Levi Pierpont, Aaron'un arkadaşıydı. Teksas, San Antonio'daki Lackland Hava Kuvvetleri Üssü'nde temel eğitimde tanıştılar. Üzerinde konuşan Şimdi Demokrasi! haber saati, Aaron'un ölümünden günler sonra, Levi dedi ki ikisi de "Amerika Birleşik Devletleri'ni keşfetmek, dünyayı keşfetmek, farklı kökenlerden insanlarla tanışmak için" orduya katıldılar. Şöyle devam etti: "Yıllar geçtikçe ikimizin de savaşla ilgili inançlarımız büyük ölçüde orduda gördüklerimiz nedeniyle değişti, çünkü biz de onun bir parçasıydık. Onun ve benim, YouTube'da Amerika Birleşik Devletleri'ndeki sosyal adalet hareketleri hakkında video makaleleri yazan insanlar tarafından cesaretlendirildiğimizi biliyorum."
Levi, "Sonunda vicdani retçi olarak dışarı çıktım" diye devam etti. "Bu süreç boyunca konuştuk. Ve ben süreçte ilerleme kaydetmeye başladığımda ve süreç sona yaklaşırken (Temmuz 2023'te çıktım) kendi bitiş tarihine yeterince yaklaştığını hissetti ve aynı şeyi yapmamaya karar verdi. yol. Bunu da anladım çünkü vicdani retçilik süreci bir yıldan fazla sürebiliyor.”

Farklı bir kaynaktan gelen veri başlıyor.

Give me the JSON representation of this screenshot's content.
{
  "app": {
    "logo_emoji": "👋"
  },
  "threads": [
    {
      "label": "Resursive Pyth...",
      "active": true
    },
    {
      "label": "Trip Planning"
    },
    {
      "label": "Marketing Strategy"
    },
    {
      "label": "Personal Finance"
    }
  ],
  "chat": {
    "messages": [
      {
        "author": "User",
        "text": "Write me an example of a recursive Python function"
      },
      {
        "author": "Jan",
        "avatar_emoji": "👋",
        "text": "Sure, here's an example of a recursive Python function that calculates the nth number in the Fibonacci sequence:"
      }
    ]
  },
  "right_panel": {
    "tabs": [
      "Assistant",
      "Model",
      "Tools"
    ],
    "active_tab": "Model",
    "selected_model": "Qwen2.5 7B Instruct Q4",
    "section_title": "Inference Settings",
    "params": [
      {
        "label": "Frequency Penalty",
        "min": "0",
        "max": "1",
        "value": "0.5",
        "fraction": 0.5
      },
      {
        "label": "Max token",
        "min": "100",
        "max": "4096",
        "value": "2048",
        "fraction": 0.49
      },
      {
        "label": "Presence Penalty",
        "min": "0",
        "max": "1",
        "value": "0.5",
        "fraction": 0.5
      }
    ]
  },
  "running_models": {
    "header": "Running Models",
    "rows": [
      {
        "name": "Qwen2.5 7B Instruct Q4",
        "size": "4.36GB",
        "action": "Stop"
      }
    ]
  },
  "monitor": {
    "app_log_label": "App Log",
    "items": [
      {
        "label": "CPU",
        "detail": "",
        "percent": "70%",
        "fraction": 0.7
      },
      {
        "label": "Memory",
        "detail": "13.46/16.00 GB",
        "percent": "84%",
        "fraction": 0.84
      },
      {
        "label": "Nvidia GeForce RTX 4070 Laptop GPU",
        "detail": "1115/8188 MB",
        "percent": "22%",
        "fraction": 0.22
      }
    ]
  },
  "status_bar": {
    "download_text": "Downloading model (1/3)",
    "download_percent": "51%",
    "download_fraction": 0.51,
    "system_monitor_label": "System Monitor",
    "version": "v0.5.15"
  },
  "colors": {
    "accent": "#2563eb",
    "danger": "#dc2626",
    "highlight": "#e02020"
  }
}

Johan Galtung Norveç'te genç bir adam olarak aynı zamanda vicdani retçiydi. Çocukken Nazi Almanyası ülkesini işgal etti ve babasını hapse attı. Bir röportajında, annesinin, bir gün önce Almanların idam ettiği siyasi mahkumların isimlerini öğrenmek, babasının aralarında olup olmadığını öğrenmek ve onu listeyi okuma zahmetinden kurtarmak için ona gazete okuttuğunu hatırladı. Babası hayatta kaldı ama savaş Johan'ı sonsuza dek değiştirdi. Hayatını ayrılıkları gidermeye ve gerçek dünyadaki çatışmalara yaratıcı çözümler bulmaya adadı.
Galtung, "ABD'nin askeri müdahalede bulunmak yerine çatışmaları çözmeye başlamasını sabırsızlıkla bekliyorum" dedi. dedi Şimdi Demokrasi!, Nisan 2012'de. “Bu ülkede pek çok parlak insan var, pek çok iyi eğitimli insan var. Çatışmayı çözerken karşı tarafla ya da diğer taraflarla konuşmalısınız. Taliban ve El Kaide'lilerle ya da El Kaide'ye yakın insanlarla masaya oturmalısınız. Pentagon'dakilerle, Dışişleri Bakanlığı'ndakilerle masaya oturmalısınız. Ve onlara şunu sormalısınız: 'Yaşamak istediğiniz Afganistan nasıl bir yer? Yaşamak istediğiniz Orta Doğu nasıl bir yer?' Çok derin düşüncelere sahip çok sayıda çok düşünceli insanla karşılaşıyorsunuz.
Levi Pierpont, arkadaşının kaybının yasını tutuyor ve Aaron'un kendi canına kıymamasını diliyor.
"Başka kimsenin bu şekilde ölmesini istemiyorum. Eğer bana bunu sorsaydı, sormaması için ona yalvarırdım. Onu durdurmak için elimden gelen her şeyi yapardım. Ancak belli ki onu geri getiremeyiz" dedi Levi. Şimdi Demokrasi!. “Mesajın iletilmesi için bunun gerekli olmadığını ona söylerdim. Ona başka yolların da olduğunu söylerdim.”
Derin üzüntüsünü dile getiren Levi, sözlerini şöyle sürdürdü: “İntihar düşüncesi yoktu. Adalet düşünceleri vardı. Bu da bununla ilgiliydi. Bu onun hayatıyla ilgili değildi. Bir mesaj göndermek için hayatını kullanmakla ilgiliydi.”
ZNetwork yalnızca okuyucularının cömertliğiyle finanse edilmektedir.